The Number Line in the Common Core

Background

Fraction Web

The web of fraction knowledge has many strands, including unit fractions, general fractions, proper and improper fractions and mixed numbers, equivalence or renaming, comparison, addition and subtraction, multiplication and division. These strands get all mixed together in teaching. Students need to learn the different interpretations so they have deep enduring understanding. Using concrete objects that students are familiar with will help them to learn the skills and feel confident in knowing fractions.

The web of fractions has structures (numerator and the denominator), have types of fractions (proper, improper, and mixed), use the operations, and the relationships of the fractions (fraction to fraction, fraction to decimals, fraction to percent, and equivalent). Along with the fraction components, students need to know how to use the different models to demonstrate fraction in representation. Visual diagrams, geometric shapes, and objects are used to exhibit the area model, the set model, and the linear measurement techniques.
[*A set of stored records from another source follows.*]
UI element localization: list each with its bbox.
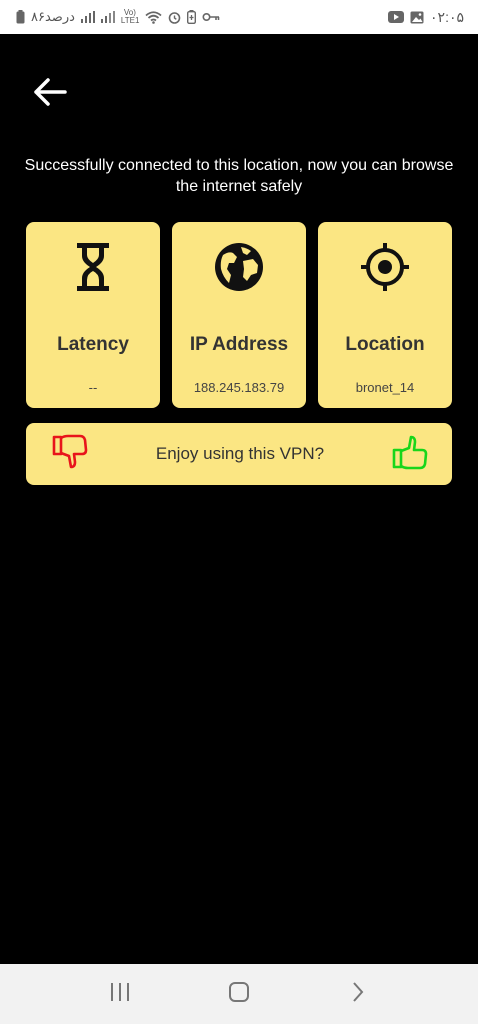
ip-address-card: IP Address 188.245.183.79 xyxy=(172,222,306,408)
network-type: Vo) LTE1 xyxy=(120,8,140,25)
alarm-icon xyxy=(168,11,181,24)
back-button[interactable] xyxy=(28,72,72,116)
system-back-button[interactable] xyxy=(333,969,383,1019)
latency-value: -- xyxy=(88,380,98,395)
signal-icon xyxy=(100,11,115,23)
info-cards: Latency -- IP Address 188.245.183.79 Loc… xyxy=(26,222,452,408)
home-button[interactable] xyxy=(214,969,264,1019)
thumbs-up-icon xyxy=(392,434,428,475)
battery-icon xyxy=(16,10,25,24)
latency-card: Latency -- xyxy=(26,222,160,408)
location-title: Location xyxy=(345,334,425,355)
back-icon xyxy=(351,981,365,1008)
ip-address-title: IP Address xyxy=(189,334,289,355)
like-button[interactable] xyxy=(390,434,430,474)
battery-percent: ٨۶درصد xyxy=(31,9,75,24)
status-bar-left: ٨۶درصد Vo) LTE1 xyxy=(16,9,220,25)
ip-address-value: 188.245.183.79 xyxy=(193,380,285,395)
location-value: bronet_14 xyxy=(355,380,415,395)
battery-saver-icon xyxy=(186,10,196,24)
location-card: Location bronet_14 xyxy=(318,222,452,408)
system-nav-bar xyxy=(0,964,478,1024)
connection-message: Successfully connected to this location,… xyxy=(24,157,454,195)
wifi-icon xyxy=(145,10,162,24)
signal-icon xyxy=(80,11,95,23)
gallery-icon xyxy=(410,11,424,24)
thumbs-down-icon xyxy=(52,434,88,475)
arrow-left-icon xyxy=(32,77,68,112)
recent-apps-icon xyxy=(109,982,131,1007)
feedback-bar: Enjoy using this VPN? xyxy=(26,423,452,485)
dislike-button[interactable] xyxy=(50,434,90,474)
youtube-icon xyxy=(388,11,405,23)
globe-icon xyxy=(213,240,265,294)
vpn-key-icon xyxy=(202,12,220,22)
latency-title: Latency xyxy=(57,334,129,355)
feedback-question: Enjoy using this VPN? xyxy=(155,444,325,463)
recent-apps-button[interactable] xyxy=(95,969,145,1019)
clock: ۰۲:۰۵ xyxy=(430,8,464,25)
home-icon xyxy=(228,981,250,1008)
hourglass-icon xyxy=(76,240,110,294)
crosshair-icon xyxy=(359,240,411,294)
status-bar-right: ۰۲:۰۵ xyxy=(388,9,464,26)
status-bar: ٨۶درصد Vo) LTE1 ۰۲:۰۵ xyxy=(0,0,478,34)
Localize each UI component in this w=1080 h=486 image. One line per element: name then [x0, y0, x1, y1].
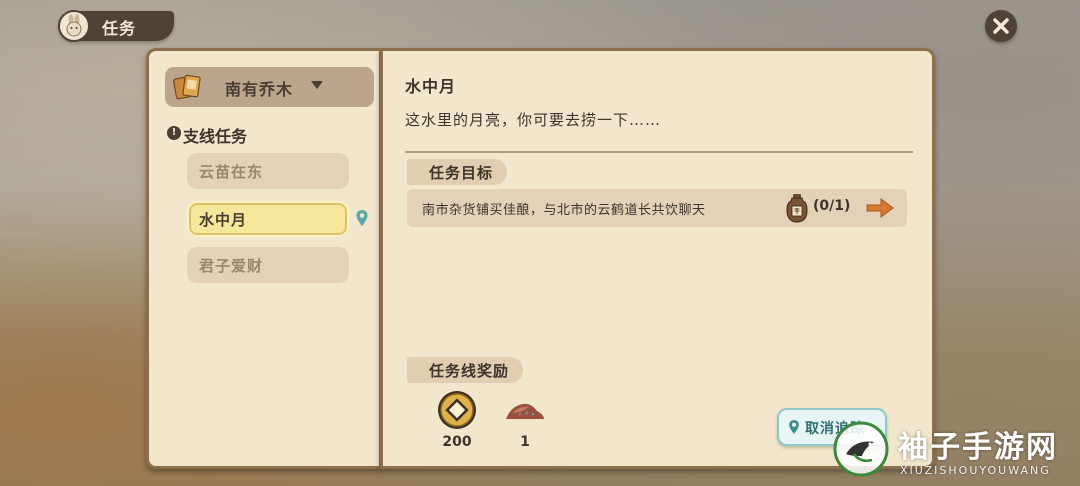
chevron-down-icon: [311, 81, 323, 89]
quest-detail-panel: 水中月 这水里的月亮，你可要去捞一下…… 任务目标 南市杂货铺买佳酿，与北市的云…: [380, 48, 935, 469]
objective-row[interactable]: 南市杂货铺买佳酿，与北市的云鹤道长共饮聊天 (0/1): [407, 189, 907, 227]
watermark-title: 袖子手游网: [898, 430, 1058, 465]
objective-section-label: 任务目标: [407, 159, 508, 185]
window-title: 任务: [102, 19, 137, 38]
quest-item-label: 水中月: [199, 211, 248, 229]
reward-qty: 1: [520, 434, 530, 450]
window-title-pill: 任务: [58, 10, 174, 42]
divider: [405, 151, 913, 153]
reward-item-coin[interactable]: 200: [435, 389, 479, 450]
quest-category-label: 支线任务: [183, 127, 248, 146]
arrow-right-icon[interactable]: [865, 197, 895, 219]
reward-item-soil[interactable]: 1: [503, 389, 547, 450]
wine-jar-icon: [785, 193, 809, 223]
objective-progress: (0/1): [813, 198, 851, 214]
quest-list-panel: 南有乔木 ! 支线任务 云苗在东 水中月 君子爱财: [146, 48, 382, 469]
quest-item-label: 云苗在东: [199, 163, 264, 181]
reward-qty: 200: [442, 434, 472, 450]
character-name: 南有乔木: [225, 80, 294, 99]
cards-icon: [173, 74, 203, 100]
quest-item-label: 君子爱财: [199, 257, 264, 275]
soil-pile-icon: [503, 389, 547, 431]
close-button[interactable]: [985, 10, 1017, 42]
quest-item-yunmiao[interactable]: 云苗在东: [187, 153, 349, 189]
watermark-subtitle: XIUZISHOUYOUWANG: [900, 464, 1051, 477]
location-pin-icon: [788, 419, 800, 435]
game-scene: 任务 南有乔木 ! 支线任务 云苗在东 水中月 君子爱财 水中月 这水里的月亮，…: [0, 0, 1080, 486]
reward-section-label: 任务线奖励: [407, 357, 524, 383]
objective-text: 南市杂货铺买佳酿，与北市的云鹤道长共饮聊天: [422, 203, 706, 218]
quest-item-shuizhongyue[interactable]: 水中月: [187, 201, 349, 237]
quest-item-junzi[interactable]: 君子爱财: [187, 247, 349, 283]
copper-coin-icon: [435, 389, 479, 431]
quest-title: 水中月: [405, 77, 457, 96]
rabbit-icon: [58, 10, 90, 42]
close-icon: [993, 18, 1009, 34]
bird-logo-icon: [832, 420, 890, 478]
exclamation-icon: !: [167, 126, 181, 140]
site-watermark: 袖子手游网 XIUZISHOUYOUWANG: [832, 420, 1078, 484]
character-dropdown[interactable]: 南有乔木: [165, 67, 374, 107]
tracking-pin-icon: [355, 209, 369, 227]
quest-description: 这水里的月亮，你可要去捞一下……: [405, 111, 662, 129]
Methods of Representing Fractions

It is recommended to use rectangles, squares, and triangles to depict fractions because Navajo looms and rugs correlate with these examples. Creating a visual representation of a fraction with a rectangle subdivided into the appropriate number of equal sections as the denominator, and with the number of shaded sections equal to the numerator is the area model representation.

The full first column of the first figure represents ¼. The second figure has 8 equal columns, and 2 of them are shaded, so it represents 2/8; also the columns are divided in three pieces, making 24 equal small rectangles, of which 6 are shaded, so the figure illustrates that 2/8 = 6/24. In the third figure, the shaded region is 9/32 of the whole. The shaded area can also be thought of as ¾ of the columns it occupies, and these columns are 3/8 of the whole rectangle, so the picture can be taken as illustrating the multiplication ¾ x 3/8 = 9/32.
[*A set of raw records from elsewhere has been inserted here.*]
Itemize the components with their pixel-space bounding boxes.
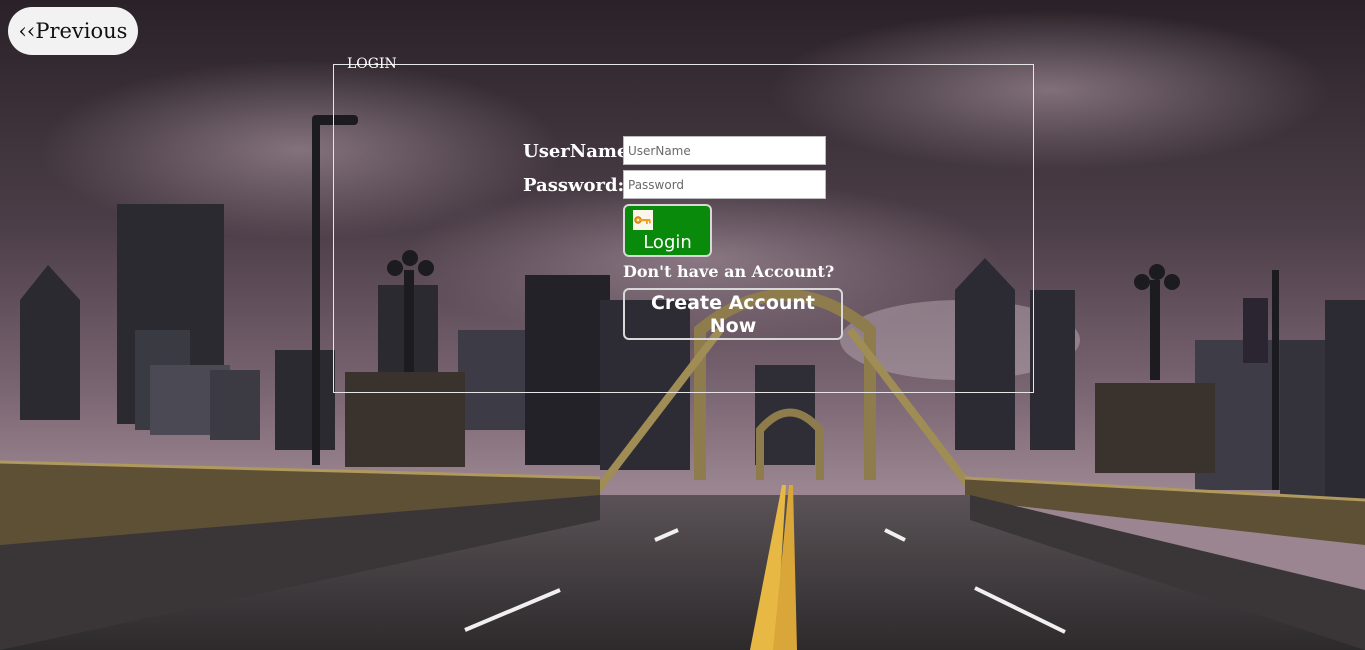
previous-button[interactable]: ‹‹Previous: [8, 7, 138, 55]
username-label: UserName:: [523, 141, 636, 162]
login-legend: LOGIN: [347, 56, 397, 72]
create-account-button[interactable]: Create Account Now: [623, 288, 843, 340]
login-button-label: Login: [643, 232, 692, 253]
password-input[interactable]: [623, 170, 826, 199]
username-input[interactable]: [623, 136, 826, 165]
login-button[interactable]: Login: [623, 204, 712, 257]
no-account-text: Don't have an Account?: [623, 262, 835, 281]
key-icon: [633, 210, 653, 230]
password-label: Password:: [523, 175, 625, 196]
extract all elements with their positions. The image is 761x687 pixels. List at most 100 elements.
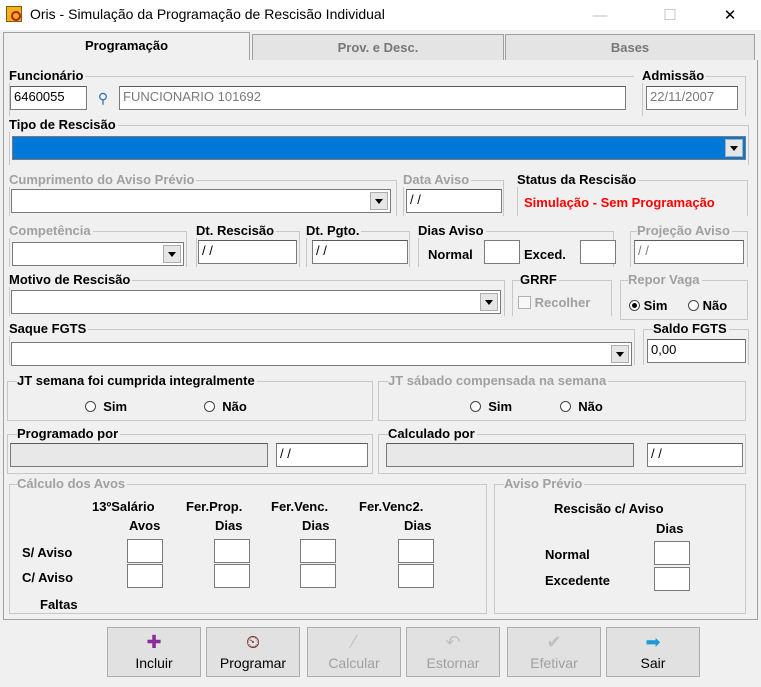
- avos-label: Cálculo dos Avos: [17, 476, 128, 491]
- checkbox-icon[interactable]: [518, 296, 531, 309]
- projecao-input: / /: [634, 240, 744, 264]
- avos-ferprop-s-input[interactable]: [214, 539, 250, 563]
- avos-fervenc-c-input[interactable]: [300, 564, 336, 588]
- admissao-input: 22/11/2007: [646, 86, 738, 110]
- sair-label: Sair: [640, 655, 666, 671]
- aviso-previo-header: Rescisão c/ Aviso: [554, 501, 664, 516]
- dias-aviso-normal-input[interactable]: [484, 240, 520, 264]
- repor-vaga-sim-radio[interactable]: Sim: [629, 298, 667, 313]
- avos-ferprop-c-input[interactable]: [214, 564, 250, 588]
- aviso-previo-excedente-input[interactable]: [654, 567, 690, 591]
- funcionario-code-input[interactable]: 6460055: [10, 86, 87, 110]
- repor-vaga-label: Repor Vaga: [628, 272, 702, 287]
- chevron-down-icon[interactable]: [370, 192, 388, 210]
- jt-sabado-nao-label: Não: [578, 399, 603, 414]
- motivo-select[interactable]: [11, 290, 501, 314]
- cumprimento-select[interactable]: [11, 189, 391, 213]
- chevron-down-icon[interactable]: [725, 139, 743, 157]
- saldo-input[interactable]: 0,00: [647, 339, 746, 363]
- avos-row-c-aviso: C/ Aviso: [22, 570, 74, 585]
- aviso-previo-label: Aviso Prévio: [504, 476, 585, 491]
- calculado-date-input[interactable]: / /: [647, 443, 743, 467]
- close-button[interactable]: ✕: [707, 0, 753, 30]
- window-title: Oris - Simulação da Programação de Resci…: [30, 6, 385, 22]
- grrf-recolher-checkbox[interactable]: Recolher: [518, 295, 590, 310]
- jt-semana-sim-radio[interactable]: Sim: [85, 399, 127, 414]
- motivo-label: Motivo de Rescisão: [9, 272, 133, 287]
- dias-aviso-exced-label: Exced.: [524, 247, 566, 262]
- programado-date-input[interactable]: / /: [276, 443, 368, 467]
- app-icon: [6, 6, 22, 22]
- dias-aviso-label: Dias Aviso: [418, 223, 486, 238]
- aviso-previo-normal-input[interactable]: [654, 541, 690, 565]
- calculado-label: Calculado por: [388, 426, 477, 441]
- chevron-down-icon[interactable]: [480, 293, 498, 311]
- maximize-button[interactable]: ☐: [647, 0, 693, 30]
- avos-13-s-input[interactable]: [127, 539, 163, 563]
- avos-col1-header: 13ºSalário: [92, 499, 155, 514]
- estornar-button[interactable]: ↶ Estornar: [406, 627, 500, 677]
- estornar-label: Estornar: [426, 655, 480, 671]
- dias-aviso-normal-label: Normal: [428, 247, 473, 262]
- radio-selected-icon[interactable]: [629, 300, 640, 311]
- grrf-label: GRRF: [520, 272, 559, 287]
- jt-sabado-sim-label: Sim: [488, 399, 513, 414]
- jt-sabado-nao-radio[interactable]: Não: [560, 399, 603, 414]
- tab-bases[interactable]: Bases: [505, 34, 755, 60]
- jt-semana-group: JT semana foi cumprida integralmente: [7, 374, 373, 421]
- tipo-rescisao-select[interactable]: [12, 136, 746, 160]
- competencia-label: Competência: [9, 223, 93, 238]
- avos-row-s-aviso: S/ Aviso: [22, 545, 73, 560]
- avos-row-faltas: Faltas: [40, 597, 78, 612]
- radio-icon[interactable]: [688, 300, 699, 311]
- avos-13-c-input[interactable]: [127, 564, 163, 588]
- jt-sabado-sim-radio[interactable]: Sim: [470, 399, 512, 414]
- repor-vaga-nao-radio[interactable]: Não: [688, 298, 727, 313]
- jt-semana-sim-label: Sim: [103, 399, 128, 414]
- clock-icon: ⏲: [245, 632, 261, 652]
- chevron-down-icon[interactable]: [163, 245, 181, 263]
- radio-icon[interactable]: [470, 401, 481, 412]
- saque-select[interactable]: [11, 342, 632, 366]
- competencia-select[interactable]: [12, 242, 184, 266]
- sair-button[interactable]: ➡ Sair: [606, 627, 700, 677]
- dt-pgto-input[interactable]: / /: [312, 240, 408, 264]
- search-person-icon[interactable]: ⚲: [91, 87, 115, 109]
- avos-fervenc2-s-input[interactable]: [398, 539, 434, 563]
- dt-pgto-label: Dt. Pgto.: [306, 223, 362, 238]
- tipo-rescisao-label: Tipo de Rescisão: [9, 117, 118, 132]
- calcular-label: Calcular: [328, 655, 380, 671]
- jt-semana-nao-radio[interactable]: Não: [204, 399, 247, 414]
- avos-fervenc-s-input[interactable]: [300, 539, 336, 563]
- minimize-button[interactable]: —: [577, 0, 623, 30]
- avos-fervenc2-c-input[interactable]: [398, 564, 434, 588]
- data-aviso-input[interactable]: / /: [406, 189, 502, 213]
- tab-prov-desc[interactable]: Prov. e Desc.: [252, 34, 504, 60]
- efetivar-button[interactable]: ✔ Efetivar: [507, 627, 601, 677]
- efetivar-label: Efetivar: [530, 655, 578, 671]
- dt-rescisao-input[interactable]: / /: [198, 240, 297, 264]
- status-label: Status da Rescisão: [517, 172, 639, 187]
- avos-col2-header: Fer.Prop.: [186, 499, 243, 514]
- tab-programacao[interactable]: Programação: [3, 32, 250, 60]
- incluir-button[interactable]: ✚ Incluir: [107, 627, 201, 677]
- plus-icon: ✚: [146, 632, 162, 652]
- aviso-previo-normal-label: Normal: [545, 547, 590, 562]
- programado-input: [10, 443, 268, 467]
- undo-icon: ↶: [445, 632, 461, 652]
- chevron-down-icon[interactable]: [611, 345, 629, 363]
- repor-vaga-sim-label: Sim: [643, 298, 668, 313]
- exit-arrow-icon: ➡: [645, 632, 661, 652]
- calcular-button[interactable]: ⁄ Calcular: [307, 627, 401, 677]
- radio-icon[interactable]: [204, 401, 215, 412]
- radio-icon[interactable]: [85, 401, 96, 412]
- dt-rescisao-label: Dt. Rescisão: [196, 223, 277, 238]
- programado-label: Programado por: [17, 426, 121, 441]
- programar-button[interactable]: ⏲ Programar: [206, 627, 300, 677]
- avos-col3-sub: Dias: [302, 518, 330, 533]
- radio-icon[interactable]: [560, 401, 571, 412]
- jt-semana-nao-label: Não: [222, 399, 247, 414]
- dias-aviso-exced-input[interactable]: [580, 240, 616, 264]
- data-aviso-label: Data Aviso: [403, 172, 472, 187]
- avos-col2-sub: Dias: [215, 518, 243, 533]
The set model is a display of individual shapes, with a distinguished subset to match the fraction. Below, are weaving tools as a set model. There are 6 tools for weaving. The 2 spindles are 2/6 of the whole collection, and the weaving comb is 1/6 of the collection.

Usually manipulatives, diagrams of pictures, and real objects are used to show understanding. Set models have numerous uses, including comparing like and unlike fractions, adding, subtracting, equivalent fractions, simplifying fractions, and more. Using weaving tools for the loom to demonstrate objects will help students visualize the patterns of fractions. These tools include weaving combs, baton, and sieve, skeins of wool of different colors, patterns of different rugs, and others. Students are able to sketch and orally explain, then write the set model created. 

In teaching fractions, it is important to have students become mindful of the quantity that represents the whole, or unit. A fraction, or any number, expresses the size of a quantity in relation to a unit. In the area model, the unit is usually understood to be the whole rectangle. In a set model, the unit is usually understood to be the whole set. But in some situations, the unit may be chosen differently. It is essential to have students always specify the unit to which a fraction refers, until it becomes an automatic process.¹

The linear measurement model is a concrete version of the number line method. Linear measurement plays an important role in creating a Navajo loom and rug. The number line is created to indicate numbered markings as unit segments on a line. For example the distance from 0 to 1 is known as a unit segment and additional units of whole numbers are marked at the same distance, consecutively. My students will create a loom from a piece of cardboard that has lines marked consecutively by short cuts, horizontally at the bottom of the cardboard. The distance between these short cuts is the warp width which is the anchor for the string. The stripe patterns created vertically are the fractional parts of the whole rug, known as the weft. These fraction components are also marked along a line resembling a number line.

The warp is cut into sections of ⅛ of an inch marked horizontally on each end of the cardboard. These marks will correspond to the unit segments on a number line. The warp cuts are for the threads stretched lengthwise. The wefts are the strings woven between and through the warp strands. The weft determines the vertical patterns of the striped rug and will establish the fraction part to a whole.

The Number Line

The number line can be thought of as an ideal ruler. It is a natural tool to use in weaving, or in any activity involving length measurement. Other tools for length measurement, especially for showing fractions of a unit length, are fraction strips and fraction bars. Cuisenaire rods can also be used to teach about length, especially the addition of lengths. When using the number line, it is not necessary to show the whole line, and in particular, the zero or origin does not need to be displayed. However, it is important for students to understand the Measurement Principle:

The number that labels a point on the number line tells the distance of the point from the origin, as a multiple of the unit length.

The distance between any two points labeled by consecutive whole numbers is always equal to the unit length.²

The features of a line are the order, distance, and length. These features are used to introduce a unit length/bar, and compare other lengths to multiples of the unit.³ To form a number line, first choose an origin (“0”), then choose a unit interval, (the other end from 0 is “1”), and lay off unit intervals moving to the right (i.e. + direction).⁴ Once a unit segment has been chosen on a given straight line, the places of all the whole numbers are fixed on the line. ⁵   In fact, all numbers are assigned to points. However, it is takes more work to determine where other numbers should go.